Los grupos de investigación que trabajan en el campo de la dependencia a drogas de abuso no se han quedado atrás, y están poniendo todos sus esfuerzos en el desarrollo de estrategias farmacológicas para tratar la principal enfermedad relacionada con el consumo de cocaína: la adicción a esta droga
Y es que, como aseguran los investigadores consultados por CF, el consumo de cocaína es ya una epidemia mundial, en la que España cuenta con el dudoso honor de situarse a la cabeza, según los datos que presentó el pasado mes de junio Naciones Unidas, por lo que urge encontrar un tratamiento efectivo para tratar esta forma de toxicomanía.

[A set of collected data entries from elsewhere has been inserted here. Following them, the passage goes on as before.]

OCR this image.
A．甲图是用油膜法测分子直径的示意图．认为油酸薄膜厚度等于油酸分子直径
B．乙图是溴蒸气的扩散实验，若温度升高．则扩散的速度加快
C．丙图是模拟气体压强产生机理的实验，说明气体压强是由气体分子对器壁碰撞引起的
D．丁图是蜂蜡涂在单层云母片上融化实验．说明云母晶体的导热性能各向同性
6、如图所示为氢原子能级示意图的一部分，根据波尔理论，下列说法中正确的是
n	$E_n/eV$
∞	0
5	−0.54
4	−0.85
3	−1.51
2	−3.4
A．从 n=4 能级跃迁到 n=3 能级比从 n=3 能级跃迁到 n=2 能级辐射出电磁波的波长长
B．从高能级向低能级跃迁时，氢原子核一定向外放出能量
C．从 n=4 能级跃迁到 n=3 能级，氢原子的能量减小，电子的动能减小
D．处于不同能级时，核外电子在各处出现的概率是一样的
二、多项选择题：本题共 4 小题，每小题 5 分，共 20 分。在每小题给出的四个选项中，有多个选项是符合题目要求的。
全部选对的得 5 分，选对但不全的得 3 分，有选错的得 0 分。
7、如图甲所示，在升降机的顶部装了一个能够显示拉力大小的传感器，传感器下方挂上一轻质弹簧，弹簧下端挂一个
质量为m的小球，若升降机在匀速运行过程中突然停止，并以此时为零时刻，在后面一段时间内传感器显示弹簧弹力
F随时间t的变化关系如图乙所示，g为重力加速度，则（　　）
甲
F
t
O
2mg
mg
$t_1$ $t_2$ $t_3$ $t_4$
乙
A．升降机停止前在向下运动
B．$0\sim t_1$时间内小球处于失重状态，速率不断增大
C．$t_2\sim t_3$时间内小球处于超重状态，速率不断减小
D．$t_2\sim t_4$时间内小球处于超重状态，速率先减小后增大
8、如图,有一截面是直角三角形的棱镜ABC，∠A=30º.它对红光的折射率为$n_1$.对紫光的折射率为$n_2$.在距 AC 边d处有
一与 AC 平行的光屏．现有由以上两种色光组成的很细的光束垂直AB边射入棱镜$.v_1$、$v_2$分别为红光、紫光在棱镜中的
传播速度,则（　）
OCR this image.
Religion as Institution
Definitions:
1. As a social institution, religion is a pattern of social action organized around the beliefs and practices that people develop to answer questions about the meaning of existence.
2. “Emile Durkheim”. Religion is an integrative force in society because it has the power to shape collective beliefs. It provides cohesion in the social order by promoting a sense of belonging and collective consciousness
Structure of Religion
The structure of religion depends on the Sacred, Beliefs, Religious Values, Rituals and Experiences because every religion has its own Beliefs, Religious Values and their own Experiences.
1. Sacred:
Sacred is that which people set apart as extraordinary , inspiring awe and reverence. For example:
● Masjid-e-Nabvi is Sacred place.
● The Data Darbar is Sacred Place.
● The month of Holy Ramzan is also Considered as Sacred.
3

Esta necesidad se debe al hecho de que, como señala Rafael Maldonado, de la Universidad Pompeu Fabra (Barcelona), y uno de los máximos expertos españoles en el estudio de los mecanismos que subyacen a la adicción a drogas de abuso, no existe hoy en día ningún tratamiento específicamente diseñado para atajar por sí solo esta enfermedad. El psiquiatra del Hospital Puerta de Hierro (Madrid) Luis Caballero pone énfasis en este aspecto, y apunta que "los fármacos disponibles tratan de controlar síntomas concretos y han de prescribirse en el contexto de programas psicosociales de recuperación". Los más habituales, concreta Antonio Tejero, de la Unidad de Conductas Adictivas del Hospital San Pablo (Barcelona), son los antidepresivos, para tratar la anedonia asociada a la adicción, y los neurolépticos atípicos.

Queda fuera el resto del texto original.